Trends in accessories—shoes, hats, purses, fans and so on—are discussed in the dress analyses themselves (particularly where it is felt that accessories are a vital part of the overall style ensemble). However, the title of this book being How to Read a Dress, the focus is very much on the dress as garment: the body covering worn by women in various phases through history. The aim is to recognize key changes in the cut of bodice and skirt, of overall aesthetics, embellishment, and innovation. This approach is not a universal one and, whilst staying general within its theme, is intended to emphasize the structural and decorative shifts in this very particular item of clothing. As fashion became more diverse, dresses were no longer the only option nor, recently, even the most representative. Therefore, on occasion, a single coat or suit will be shown when deemed representative of the general line of dress at that point in history. As designer Elsa Schiaparelli put it in 1936: “I wear suits nearly all of the time. I like them; they are practical in every way, and my advice to a business girl who wishes to dress smartly at all times and whose income is very limited is this: buy a good suit and live in it.”1

This quote also exemplifies another aim of the later chapters of this book, which is not to showcase exclusively upper-class clothing. Despite a lack of extant examples, we know from pictorial and written accounts that working clothes did attempt to follow the fashionable line to however small an extent, and that those who could afford it would have had a single dress “for best” made, as far as possible, to copy the styles seen in fashion plates and on the bodies of the wealthy. It is inevitably the garments of the rich that have for the most part survived; since these clothes are most representative of the fashionable ideal, we draw the majority of our knowledge and enjoyment from them. Therefore, until the twentieth-century examples, it will be these (with some exceptions) that make up the majority of the images in this book.

An end date of 1970 has been given because, it can be argued, women’s fashion after this point saw “the dress” less as their main choice of clothing, and more as just one among many.

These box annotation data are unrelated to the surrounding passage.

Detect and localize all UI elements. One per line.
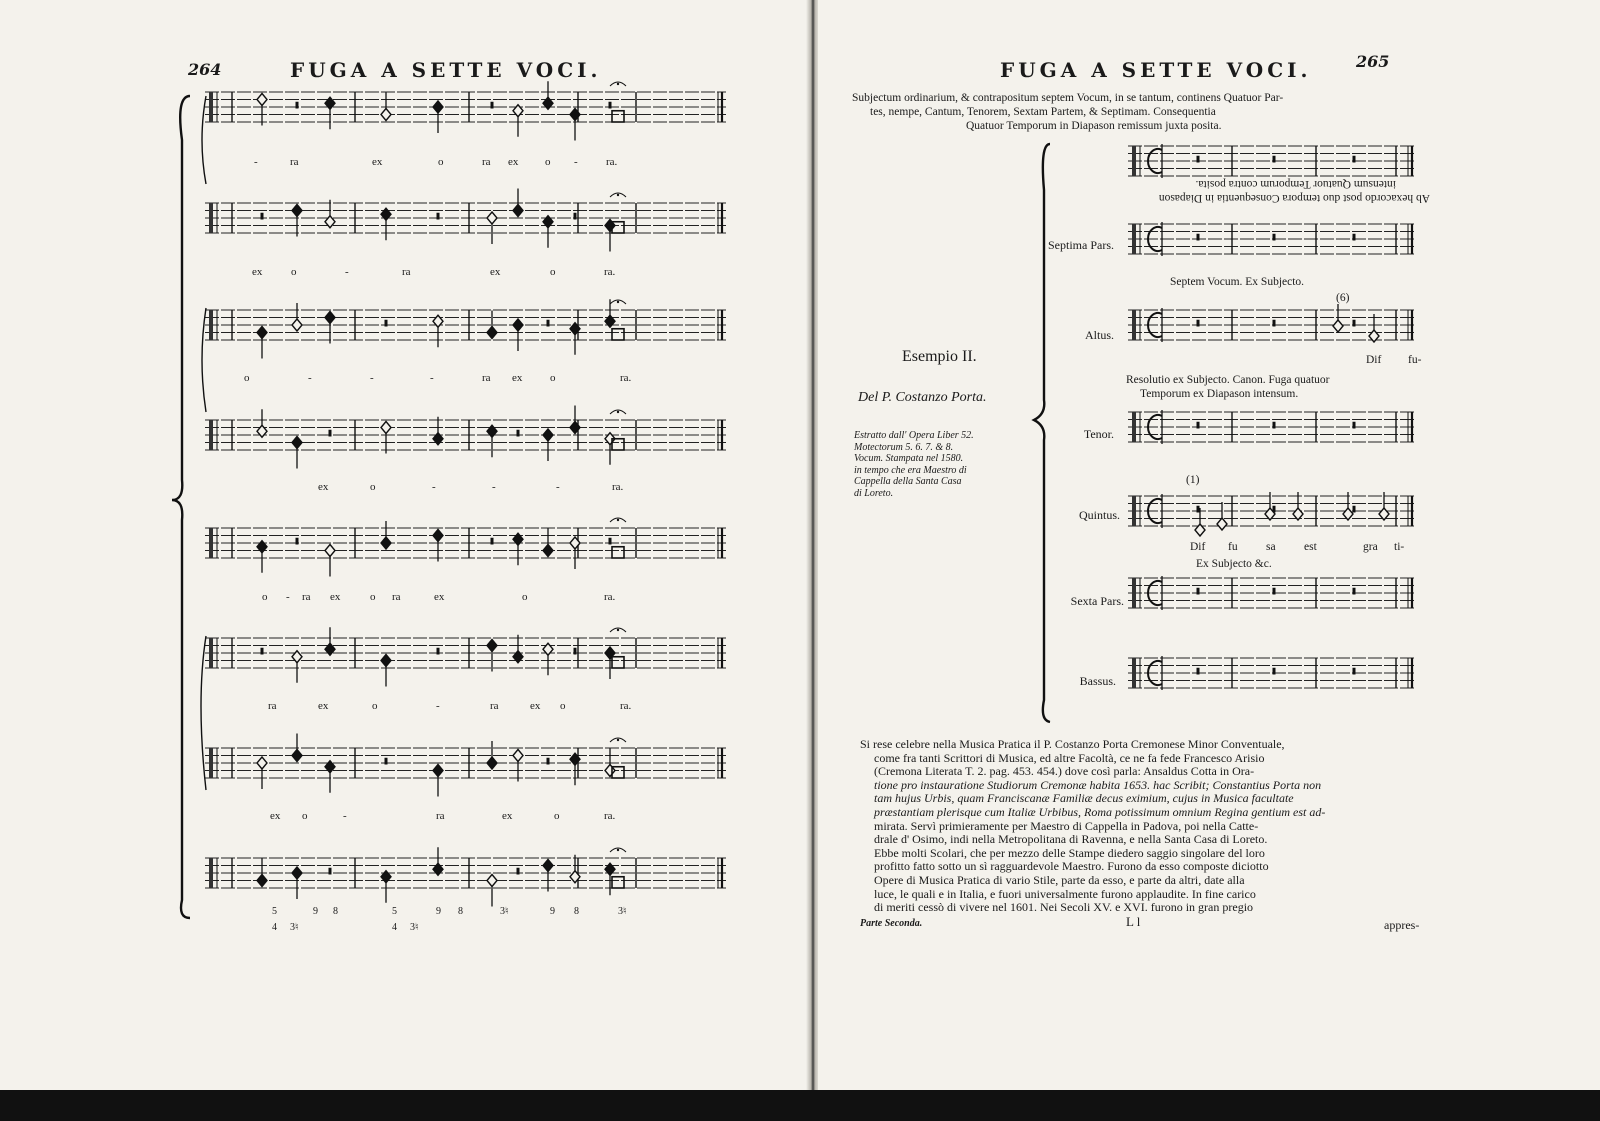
rest-mark — [437, 213, 440, 220]
note-head — [257, 875, 267, 887]
lyric-syllable: ra. — [612, 481, 624, 493]
rest-mark — [1197, 156, 1200, 163]
rest-mark — [1197, 506, 1200, 513]
lyric-syllable: ex — [490, 266, 501, 278]
rest-mark — [1197, 588, 1200, 595]
inverted-line-2: intensum Quatuor Temporum contra posita. — [1195, 178, 1396, 190]
paragraph-line: luce, le quali e in Italia, e fuori universalmente furono applaudite. In fine carico — [874, 886, 1256, 901]
note-head — [292, 437, 302, 449]
lyric-syllable: o — [370, 481, 376, 493]
rest-mark — [517, 430, 520, 437]
rest-mark — [1353, 422, 1356, 429]
note-head — [433, 765, 443, 777]
example-source-line: di Loreto. — [854, 487, 894, 499]
figure-numeral: 5 — [272, 906, 277, 917]
rest-mark — [609, 538, 612, 545]
lyric-syllable: ex — [318, 700, 329, 712]
figure-numeral: 9 — [313, 906, 318, 917]
lyric-syllable: ra — [290, 156, 299, 168]
lyric-syllable: ex — [372, 156, 383, 168]
quintus-lyric-6: ti- — [1394, 541, 1405, 553]
note-head — [487, 757, 497, 769]
lyric-syllable: ex — [434, 591, 445, 603]
clef-mark — [1132, 310, 1136, 340]
clef-mark — [1132, 412, 1136, 442]
clef-mark — [1132, 496, 1136, 526]
note-head — [433, 101, 443, 113]
quintus-lyric-1: Dif — [1190, 541, 1206, 553]
staff-bracket — [201, 636, 206, 790]
note-head — [487, 875, 497, 887]
lyric-syllable: ra — [490, 700, 499, 712]
lyric-syllable: - — [370, 372, 374, 384]
clef-mark — [1132, 578, 1136, 608]
note-head — [433, 530, 443, 542]
example-source-line: Motectorum 5. 6. 7. & 8. — [854, 441, 954, 453]
paragraph-line: Ebbe molti Scolari, che per mezzo delle Stampe diedero saggio singolare del loro — [874, 845, 1265, 860]
note-head — [487, 640, 497, 652]
figure-numeral: 4 — [272, 922, 277, 933]
rest-mark — [491, 102, 494, 109]
rest-mark — [574, 648, 577, 655]
rest-mark — [296, 102, 299, 109]
lyric-syllable: o — [438, 156, 444, 168]
fermata — [617, 194, 619, 196]
lyric-syllable: ex — [512, 372, 523, 384]
note-head — [381, 537, 391, 549]
note-head — [257, 327, 267, 339]
lyric-syllable: ra. — [620, 372, 632, 384]
voice-label-quintus: Quintus. — [1078, 508, 1120, 522]
figure-numeral: 9 — [436, 906, 441, 917]
rest-mark — [1197, 422, 1200, 429]
lyric-syllable: ra — [402, 266, 411, 278]
rest-mark — [1273, 422, 1276, 429]
footer-part: Parte Seconda. — [860, 918, 923, 929]
note-head — [381, 109, 391, 121]
left-page — [0, 0, 808, 1090]
lyric-syllable: - — [556, 481, 560, 493]
lyric-syllable: o — [291, 266, 297, 278]
rest-mark — [1273, 234, 1276, 241]
lyric-syllable: ra — [436, 810, 445, 822]
right-page — [818, 0, 1600, 1090]
rest-mark — [385, 758, 388, 765]
clef-mark — [1132, 224, 1136, 254]
lyric-syllable: - — [254, 156, 258, 168]
paragraph-line: profitto fatto sotto un sì ragguardevole Maestro. Furono da esso composte diciotto — [874, 859, 1269, 874]
rest-mark — [1273, 668, 1276, 675]
note-head — [381, 422, 391, 434]
rest-mark — [491, 538, 494, 545]
note-head — [292, 867, 302, 879]
voice-label-sexta: Sexta Pars. — [1070, 594, 1124, 608]
inverted-line-1: Ab hexacordo post duo tempora Consequentia in Diapason — [1158, 192, 1430, 204]
paragraph-line: præstantiam plerisque cum Italiæ Urbibus, Roma potissimum omnium Regina gentium est ad- — [874, 804, 1326, 819]
quintus-lyric-4: est — [1304, 541, 1317, 553]
rest-mark — [1197, 668, 1200, 675]
example-source-line: Vocum. Stampata nel 1580. — [854, 453, 964, 464]
note-head — [257, 757, 267, 769]
left-score — [0, 0, 808, 960]
score-brace — [1034, 144, 1050, 722]
paragraph-line: drale d' Osimo, indi nella Metropolitana di Ravenna, e nella Santa Casa di Loreto. — [874, 832, 1268, 847]
clef-mark — [1132, 146, 1136, 176]
lyric-syllable: ra — [302, 591, 311, 603]
lyric-syllable: o — [244, 372, 250, 384]
rest-mark — [1353, 506, 1356, 513]
lyric-syllable: ra. — [606, 156, 618, 168]
note-head — [292, 319, 302, 331]
example-author: Del P. Costanzo Porta. — [858, 390, 987, 405]
rest-mark — [1273, 320, 1276, 327]
figure-numeral: 4 — [392, 922, 397, 933]
paragraph-line: Opere di Musica Pratica di vario Stile, parte da esso, e parte da altri, date alla — [874, 872, 1245, 887]
lyric-syllable: - — [345, 266, 349, 278]
lyric-syllable: o — [560, 700, 566, 712]
rest-mark — [1197, 234, 1200, 241]
fermata — [617, 519, 619, 521]
rest-mark — [261, 213, 264, 220]
lyric-syllable: ra — [268, 700, 277, 712]
fermata — [617, 739, 619, 741]
note-head — [543, 860, 553, 872]
lyric-syllable: - — [436, 700, 440, 712]
scan-bottom-band — [0, 1090, 1600, 1121]
score-brace — [172, 96, 190, 918]
lyric-syllable: o — [550, 266, 556, 278]
clef-mark — [209, 92, 213, 122]
lyric-syllable: - — [492, 481, 496, 493]
left-page-number: 264 — [188, 60, 222, 79]
paragraph-line: mirata. Servì primieramente per Maestro di Cappella in Padova, poi nella Catte- — [874, 818, 1259, 833]
lyric-syllable: ra. — [604, 591, 616, 603]
clef-mark — [209, 528, 213, 558]
note-head — [543, 429, 553, 441]
paragraph-line: tam hujus Urbis, quam Franciscanæ Familiæ decus eximium, cujus in Musica facultate — [874, 791, 1294, 806]
note-head — [513, 319, 523, 331]
lyric-syllable: o — [262, 591, 268, 603]
breve-note — [612, 547, 624, 558]
figure-numeral: 9 — [550, 906, 555, 917]
left-page-header: FUGA A SETTE VOCI. — [290, 58, 602, 82]
clef-mark — [209, 203, 213, 233]
note-head — [325, 545, 335, 557]
fermata — [617, 83, 619, 85]
lyric-syllable: o — [554, 810, 560, 822]
paragraph-line: tione pro instauratione Studiorum Cremonæ habita 1653. hac Scribit; Constantius Porta non — [874, 777, 1322, 792]
rest-mark — [547, 320, 550, 327]
marker-1: (1) — [1186, 474, 1200, 486]
rest-mark — [1353, 234, 1356, 241]
clef-mark — [209, 748, 213, 778]
lyric-syllable: ex — [508, 156, 519, 168]
example-source-line: Cappella della Santa Casa — [854, 476, 962, 487]
rest-mark — [609, 102, 612, 109]
lyric-syllable: ex — [318, 481, 329, 493]
note-head — [487, 327, 497, 339]
intro-line-3: Quatuor Temporum in Diapason remissum juxta posita. — [966, 120, 1222, 132]
lyric-syllable: ex — [530, 700, 541, 712]
clef-mark — [209, 420, 213, 450]
right-page-header: FUGA A SETTE VOCI. — [1000, 58, 1312, 82]
paragraph-line: di meriti cessò di vivere nel 1601. Nei Secoli XV. e XVI. furono in gran pregio — [874, 900, 1254, 915]
paragraph-line: (Cremona Literata T. 2. pag. 453. 454.) dove così parla: Ansaldus Cotta in Ora- — [874, 764, 1255, 779]
figure-numeral: 8 — [333, 906, 338, 917]
lyric-syllable: ra. — [604, 266, 616, 278]
figure-numeral: 3♮ — [290, 922, 299, 933]
voice-label-bassus: Bassus. — [1079, 674, 1116, 688]
figure-numeral: 5 — [392, 906, 397, 917]
lyric-syllable: - — [430, 372, 434, 384]
altus-lyric-1: Dif — [1366, 354, 1382, 366]
figure-numeral: 3♮ — [500, 906, 509, 917]
rest-mark — [1273, 588, 1276, 595]
rest-mark — [296, 538, 299, 545]
resolutio-line-1: Resolutio ex Subjecto. Canon. Fuga quatuor — [1126, 374, 1330, 386]
rest-mark — [517, 868, 520, 875]
septem-vocum-text: Septem Vocum. Ex Subjecto. — [1170, 276, 1305, 288]
lyric-syllable: o — [370, 591, 376, 603]
fermata — [617, 849, 619, 851]
voice-label-altus: Altus. — [1084, 328, 1114, 342]
ex-subjecto-text: Ex Subjecto &c. — [1196, 558, 1272, 570]
altus-lyric-2: fu- — [1408, 354, 1422, 366]
signature-mark: L l — [1126, 914, 1141, 929]
note-head — [257, 94, 267, 106]
lyric-syllable: o — [545, 156, 551, 168]
paragraph-line: come fra tanti Scrittori di Musica, ed altre Facoltà, ce ne fa fede Francesco Arisio — [874, 750, 1265, 765]
intro-line-2: tes, nempe, Cantum, Tenorem, Sextam Partem, & Septimam. Consequentia — [870, 106, 1216, 118]
fermata — [617, 301, 619, 303]
rest-mark — [547, 758, 550, 765]
quintus-lyric-3: sa — [1266, 541, 1276, 553]
note-head — [292, 205, 302, 217]
rest-mark — [385, 320, 388, 327]
rest-mark — [1353, 156, 1356, 163]
clef-mark — [209, 858, 213, 888]
lyric-syllable: - — [432, 481, 436, 493]
note-head — [513, 205, 523, 217]
example-title: Esempio II. — [902, 348, 977, 365]
rest-mark — [574, 213, 577, 220]
rest-mark — [1273, 156, 1276, 163]
rest-mark — [1197, 320, 1200, 327]
figure-numeral: 8 — [574, 906, 579, 917]
staff-bracket — [202, 96, 206, 184]
note-head — [292, 750, 302, 762]
lyric-syllable: ra — [482, 156, 491, 168]
lyric-syllable: - — [308, 372, 312, 384]
example-source-line: in tempo che era Maestro di — [854, 464, 967, 476]
figure-numeral: 3♮ — [618, 906, 627, 917]
clef-mark — [1132, 658, 1136, 688]
lyric-syllable: ra — [392, 591, 401, 603]
quintus-lyric-5: gra — [1363, 541, 1378, 553]
note-head — [487, 212, 497, 224]
voice-label-tenor: Tenor. — [1083, 427, 1114, 441]
breve-note — [612, 329, 624, 340]
quintus-lyric-2: fu — [1228, 541, 1238, 553]
lyric-syllable: o — [302, 810, 308, 822]
rest-mark — [437, 648, 440, 655]
figure-numeral: 8 — [458, 906, 463, 917]
lyric-syllable: ex — [502, 810, 513, 822]
lyric-syllable: ra — [482, 372, 491, 384]
lyric-syllable: ex — [252, 266, 263, 278]
note-head — [1333, 320, 1343, 332]
staff-bracket — [202, 308, 206, 412]
lyric-syllable: ex — [270, 810, 281, 822]
figure-numeral: 3♮ — [410, 922, 419, 933]
lyric-syllable: o — [522, 591, 528, 603]
marker-6: (6) — [1336, 292, 1350, 304]
rest-mark — [1353, 668, 1356, 675]
note-head — [381, 655, 391, 667]
rest-mark — [261, 648, 264, 655]
rest-mark — [1353, 320, 1356, 327]
fermata — [617, 411, 619, 413]
lyric-syllable: o — [550, 372, 556, 384]
note-head — [325, 312, 335, 324]
lyric-syllable: ex — [330, 591, 341, 603]
lyric-syllable: ra. — [620, 700, 632, 712]
rest-mark — [329, 868, 332, 875]
paragraph-line: Si rese celebre nella Musica Pratica il P. Costanzo Porta Cremonese Minor Conventuale, — [860, 737, 1285, 751]
fermata — [617, 629, 619, 631]
clef-mark — [209, 310, 213, 340]
rest-mark — [329, 430, 332, 437]
example-source — [854, 430, 974, 499]
intro-line-1: Subjectum ordinarium, & contrapositum septem Vocum, in se tantum, continens Quatuor Par- — [852, 92, 1284, 104]
breve-note — [612, 877, 624, 888]
catchword: appres- — [1384, 918, 1420, 932]
resolutio-line-2: Temporum ex Diapason intensum. — [1140, 388, 1299, 400]
lyric-syllable: - — [343, 810, 347, 822]
lyric-syllable: ra. — [604, 810, 616, 822]
example-source-line: Estratto dall' Opera Liber 52. — [854, 430, 974, 441]
lyric-syllable: - — [286, 591, 290, 603]
rest-mark — [1353, 588, 1356, 595]
clef-mark — [209, 638, 213, 668]
voice-label-septima: Septima Pars. — [1048, 238, 1114, 252]
right-page-number: 265 — [1356, 52, 1390, 71]
lyric-syllable: - — [574, 156, 578, 168]
note-head — [543, 545, 553, 557]
biography-paragraph — [860, 738, 1420, 915]
note-head — [1217, 518, 1227, 530]
note-head — [513, 750, 523, 762]
breve-note — [612, 657, 624, 668]
breve-note — [612, 111, 624, 122]
lyric-syllable: o — [372, 700, 378, 712]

The ability to “choose” is key here: as historian Betty Luther Hillman put it, “‘Liberation’ came not from the actual clothes a woman decided to wear, but from the knowledge that the choice was hers to make.” 2 Although dresses and skirts were still a norm for women in the 1970s, the knowledge that trousers and shorts were accepted and, indeed, fashionable alternatives, made their relationship with the dress somewhat more fluid. Added to this, the 1960s and 1970s saw a significant move forward in the production of clothes that could be worn by both sexes. Zsa Zsa Gabor wrote in 1970 that “Today is the best time in the world for women to dress like their own personalities . . . A lot of adults get what the young people call ‘uptight’ about unisex clothes . . . they say, ‘It’s terrible! You can’t tell the difference between them.’ I say, don’t worry, they can tell the difference.” 3

It is, of course, impossible to cover every element of such a complex and diverse topic as fashion evolution in just one volume. The aim here is to provide coverage of some of the most important and easily recognizable styles worn by women from 1550 to 1970, and to offer the reader a means by which to identify them. Such knowledge will aid visits to costume exhibitions and allow a greater enjoyment and understanding of historically themed films, TV, and stage adaptations. It is also hoped that the student of art and fashion history or fashion and theatre design will find in these pages a handy reference guide, and a gateway to understanding dating and analytical techniques to aid the increasingly interdisciplinary arts and humanities researcher.